November 28, 2011 / 1:33 PM / in 6 years

Cameco quits Hathor race, leaving Rio's C$654 million bid

TORONTO (Reuters) - Cameco Corp CCO.TO said on Monday it is backing out of a bidding war for Hathor HAT.TO, after Anglo-Australian miner Rio Tinto RIO.AX sweetened its bid for the Canadian uranium explorer to C$654 million.

“After careful consideration we cannot justify increasing the price beyond our current offer and accordingly, we will let our offer lapse,” said Tim Gitzel, chief executive of Cameco, Canada’s largest uranium miner.

Cameco and Rio have been locked in a battle to acquire Hathor, which controls the large exploration-stage Roughrider project in the uranium-rich Athabasca region of Saskatchewan in Western Canada. Both companies see demand for uranium growing despite the pressure on the nuclear industry in the aftermath of the Fukushima disaster in Japan.

Allowing the bid to lapse will not set back Cameco’s plan to double annual uranium production to 40 million pounds by 2018, Gitzel said in the statement.

Even so, investors may worry that missing out on Hathor will make it more difficult for Cameco to reach that goal, BMO Capital Market analyst Edward Sterck said.

Cameco has struggled with delays at its Cigar Lake project in Saskatchewan and with permitting issues at its U.S. assets.

“While acquiring Hathor was not essential for Cameco to meet guidance on BMO Research’s forecasts, the acquisition would likely have provided the company with production flexibility,” said Sterck.
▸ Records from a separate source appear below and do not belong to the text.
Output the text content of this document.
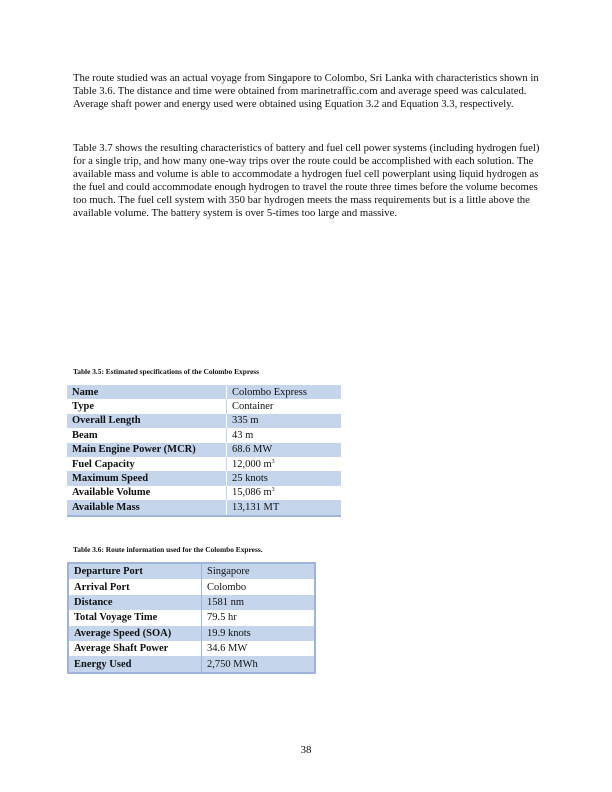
The route studied was an actual voyage from Singapore to Colombo, Sri Lanka with characteristics shown in Table 3.6. The distance and time were obtained from marinetraffic.com and average speed was calculated. Average shaft power and energy used were obtained using Equation 3.2 and Equation 3.3, respectively.

Table 3.7 shows the resulting characteristics of battery and fuel cell power systems (including hydrogen fuel) for a single trip, and how many one-way trips over the route could be accomplished with each solution. The available mass and volume is able to accommodate a hydrogen fuel cell powerplant using liquid hydrogen as the fuel and could accommodate enough hydrogen to travel the route three times before the volume becomes too much. The fuel cell system with 350 bar hydrogen meets the mass requirements but is a little above the available volume. The battery system is over 5-times too large and massive.

Table 3.5: Estimated specifications of the Colombo Express

Name	Colombo Express
Type	Container
Overall Length	335 m
Beam	43 m
Main Engine Power (MCR)	68.6 MW
Fuel Capacity	12,000 $m^3$
Maximum Speed	25 knots
Available Volume	15,086 $m^3$
Available Mass	13,131 MT

Table 3.6: Route information used for the Colombo Express.

Departure Port	Singapore
Arrival Port	Colombo
Distance	1581 nm
Total Voyage Time	79.5 hr
Average Speed (SOA)	19.9 knots
Average Shaft Power	34.6 MW
Energy Used	2,750 MWh
38
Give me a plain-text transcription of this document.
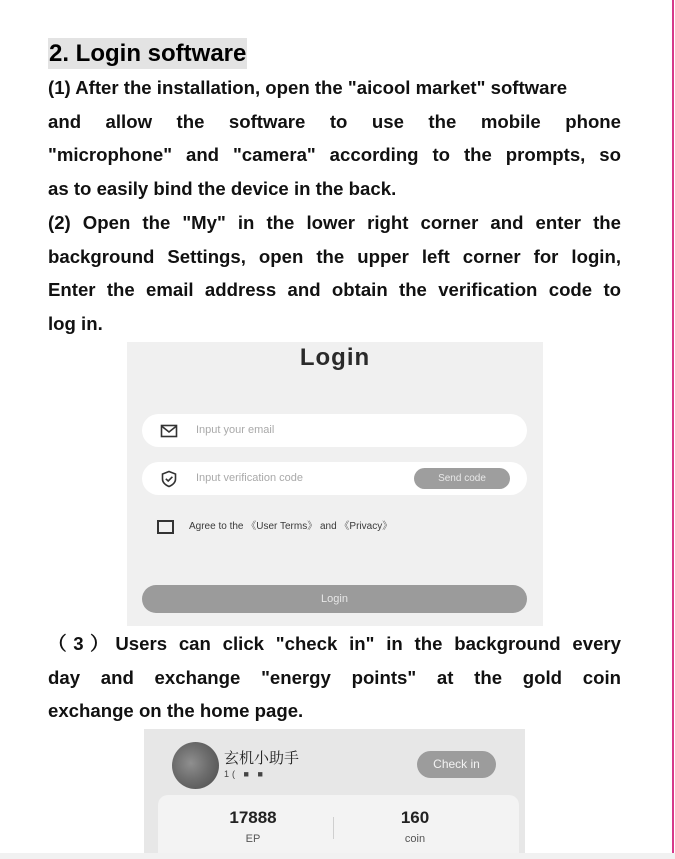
2. Login software
(1) After the installation, open the "aicool market" software
and allow the software to use the mobile phone
"microphone" and "camera" according to the prompts, so
as to easily bind the device in the back.
(2) Open the "My" in the lower right corner and enter the
background Settings, open the upper left corner for login,
Enter the email address and obtain the verification code to
log in.
Login
Input your email
Input verification code	Send code
Agree to the 《User Terms》 and 《Privacy》
Login
（3）Users can click "check in" in the background every
day and exchange "energy points" at the gold coin
exchange on the home page.
玄机小助手
1( ■ ■
Check in
17888
EP
160
coin
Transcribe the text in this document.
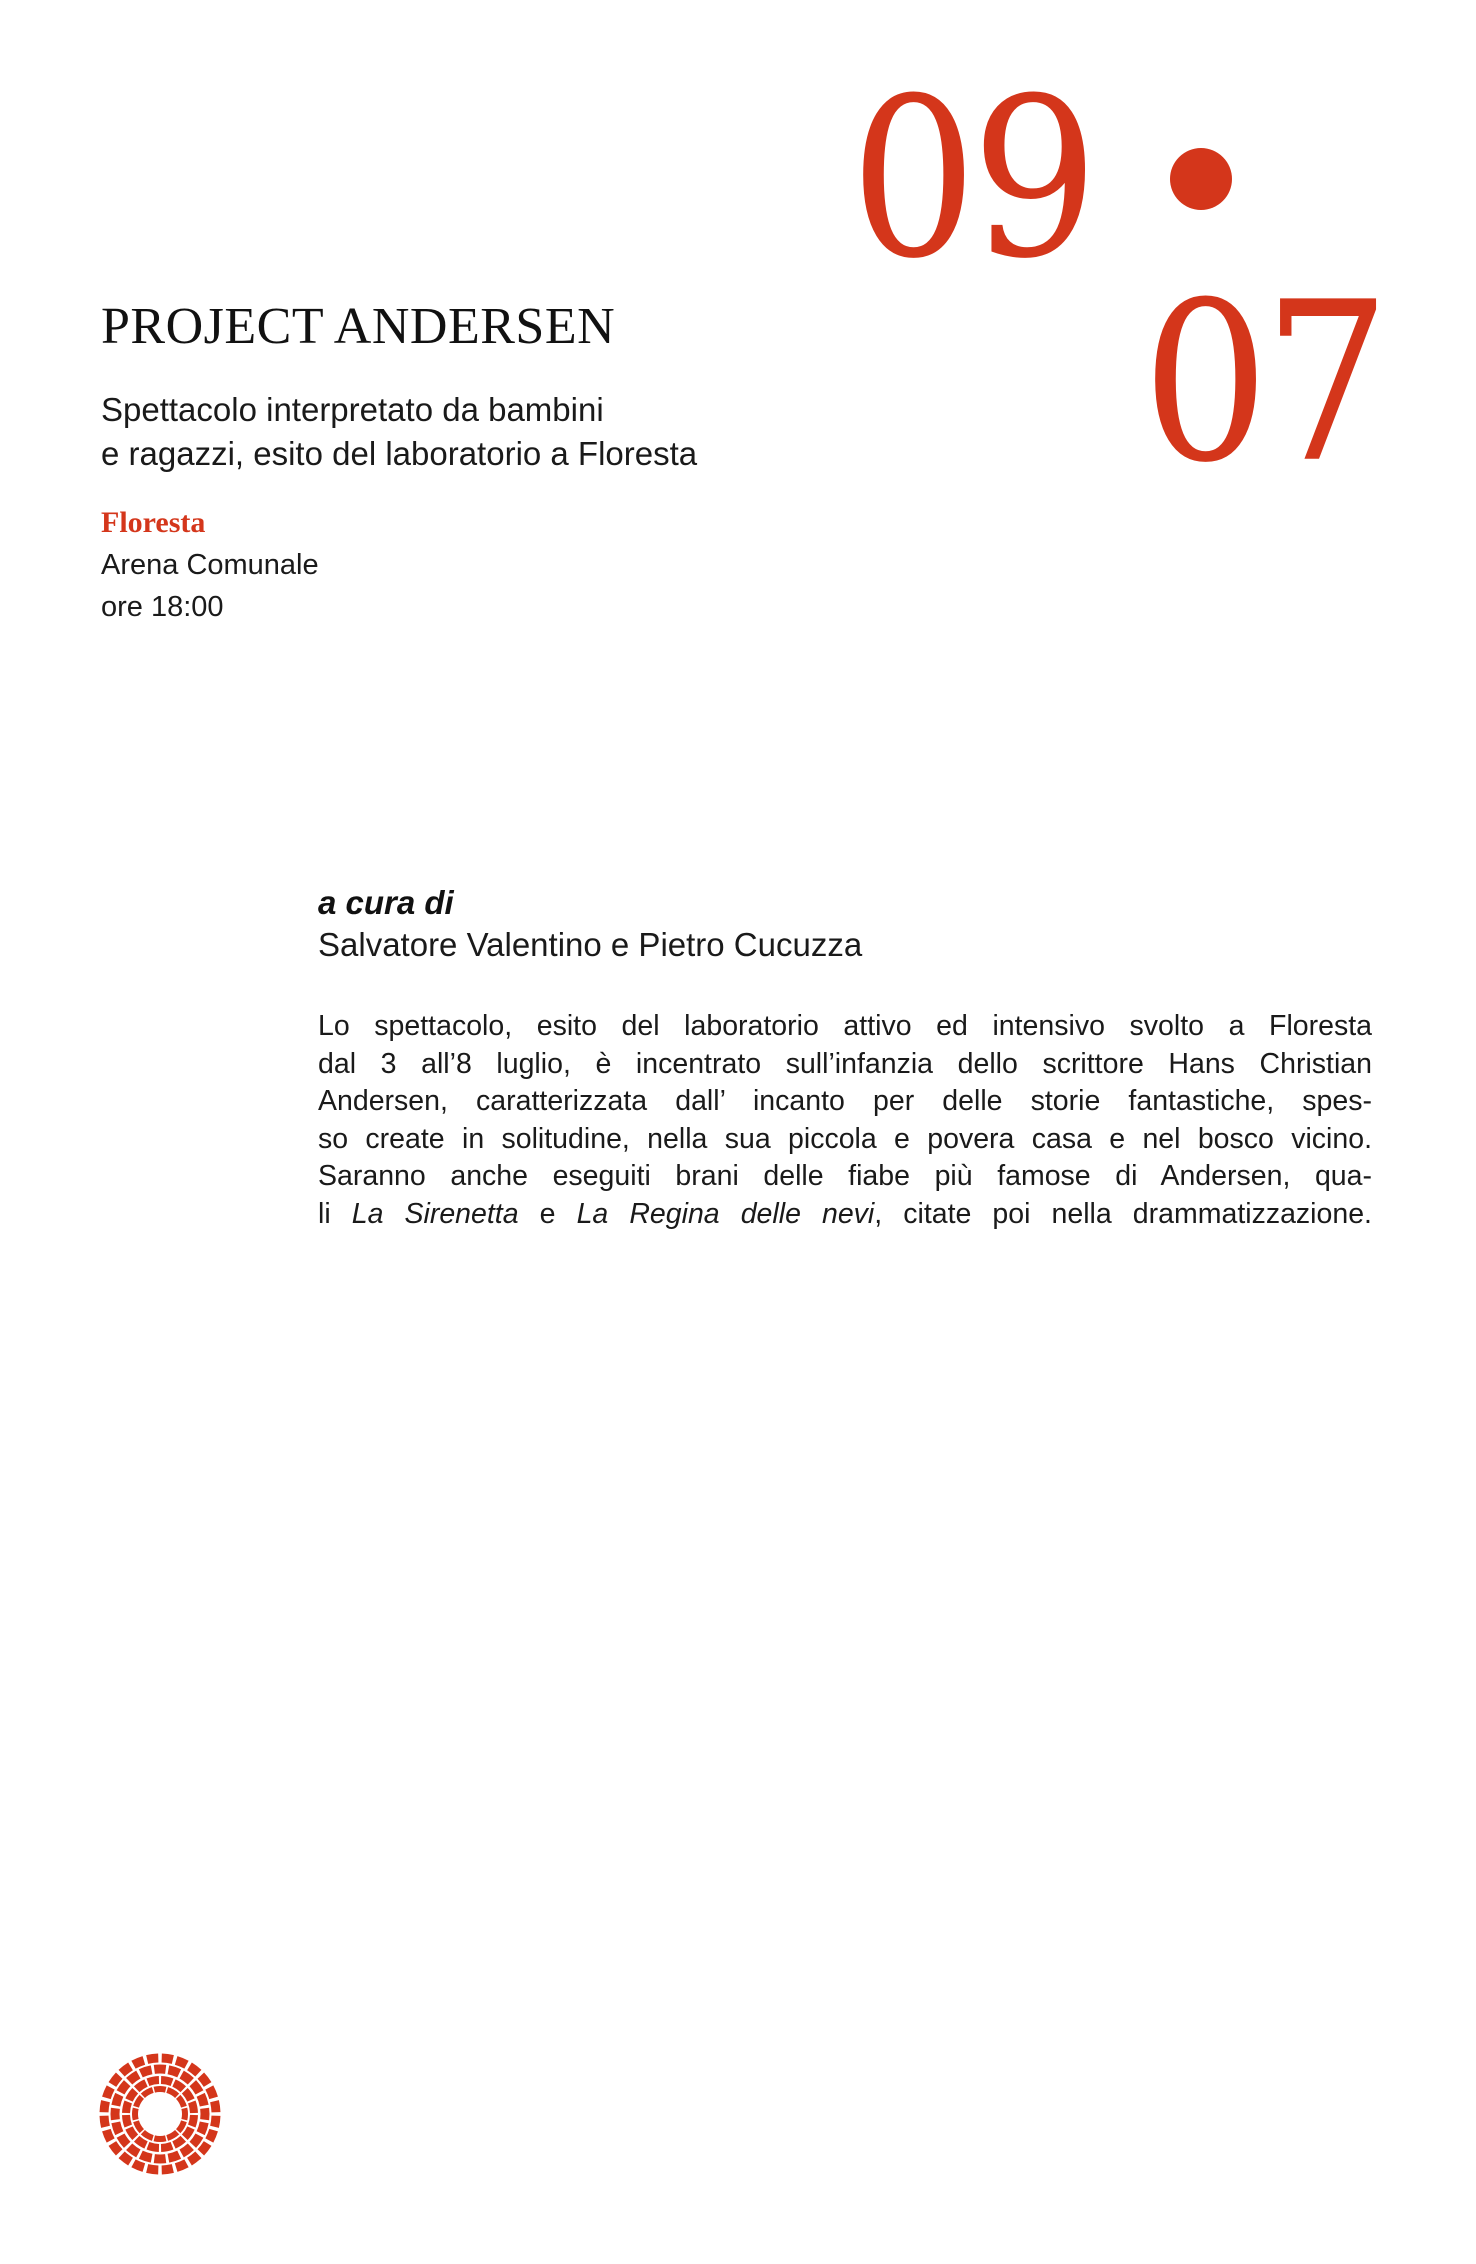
09
07
PROJECT ANDERSEN

Spettacolo interpretato da bambini
e ragazzi, esito del laboratorio a Floresta

Floresta
Arena Comunale
ore 18:00
a cura di
Salvatore Valentino e Pietro Cucuzza
Lo spettacolo, esito del laboratorio attivo ed intensivo svolto a Floresta
dal 3 all’8 luglio, è incentrato sull’infanzia dello scrittore Hans Christian
Andersen, caratterizzata dall’ incanto per delle storie fantastiche, spes-
so create in solitudine, nella sua piccola e povera casa e nel bosco vicino.
Saranno anche eseguiti brani delle fiabe più famose di Andersen, qua-
li La Sirenetta e La Regina delle nevi, citate poi nella drammatizzazione.
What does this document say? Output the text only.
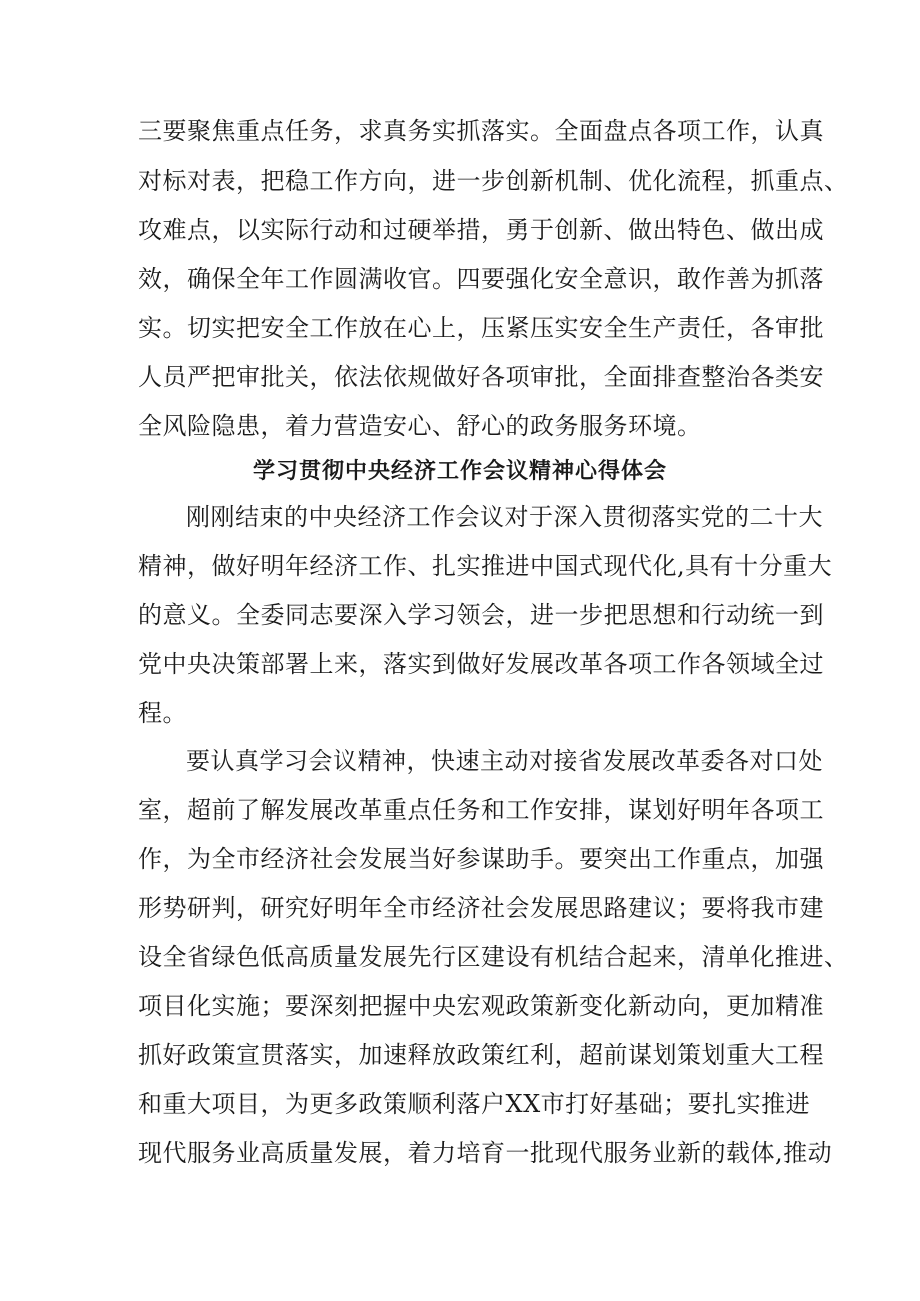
三要聚焦重点任务，求真务实抓落实。全面盘点各项工作，认真
对标对表，把稳工作方向，进一步创新机制、优化流程，抓重点、
攻难点，以实际行动和过硬举措，勇于创新、做出特色、做出成
效，确保全年工作圆满收官。四要强化安全意识，敢作善为抓落
实。切实把安全工作放在心上，压紧压实安全生产责任，各审批
人员严把审批关，依法依规做好各项审批，全面排查整治各类安
全风险隐患，着力营造安心、舒心的政务服务环境。
学习贯彻中央经济工作会议精神心得体会
刚刚结束的中央经济工作会议对于深入贯彻落实党的二十大
精神，做好明年经济工作、扎实推进中国式现代化,具有十分重大
的意义。全委同志要深入学习领会，进一步把思想和行动统一到
党中央决策部署上来，落实到做好发展改革各项工作各领域全过
程。
要认真学习会议精神，快速主动对接省发展改革委各对口处
室，超前了解发展改革重点任务和工作安排，谋划好明年各项工
作，为全市经济社会发展当好参谋助手。要突出工作重点，加强
形势研判，研究好明年全市经济社会发展思路建议；要将我市建
设全省绿色低高质量发展先行区建设有机结合起来，清单化推进、
项目化实施；要深刻把握中央宏观政策新变化新动向，更加精准
抓好政策宣贯落实，加速释放政策红利，超前谋划策划重大工程
和重大项目，为更多政策顺利落户XX市打好基础；要扎实推进
现代服务业高质量发展，着力培育一批现代服务业新的载体,推动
The Roughrider project is located just 25 km (15 miles) southeast of Cameco’s Rabbit Lake mill and has the potential to produce at least 5 million pounds of uranium a year.

Cameco made a hostile C$520 million bid for Hathor in August, after talks aimed at a friendly deal fell apart over price. Rio emerged as Hathor’s white knight in October with a C$578 million bid.

Earlier this month, Cameco raised its bid to C$625 million, but Rio was quick to counter with a C$4.70 a share bid worth C$654 million, leading many analysts to speculate that Cameco would back-out of the race, as the price was already more than 25 percent higher than its original bid.

Analysts said Cameco might have justified a higher bid on strategic grounds in terms of keeping Rio out of the Athabasca Basin. That said, paying more for Hathor would have diluted for Cameco results on most metrics.

Investors though were betting that the bidding war would escalate, and shares of Hathor closed well above Rio’s offer price at C$5.05 a share on Friday.

By backing away, Cameco has conveyed a strong message to the market, said Dundee Securities analyst David Talbot in a note to clients.

“Most importantly, it can’t be pushed into doing something it doesn’t feel comfortable doing,” he wrote. “The company remained disciplined, sticking to its corporate culture.”

Cameco said that it is focused on developing its existing assets and that it will explore other growth opportunities where there is a clear benefit to shareholders.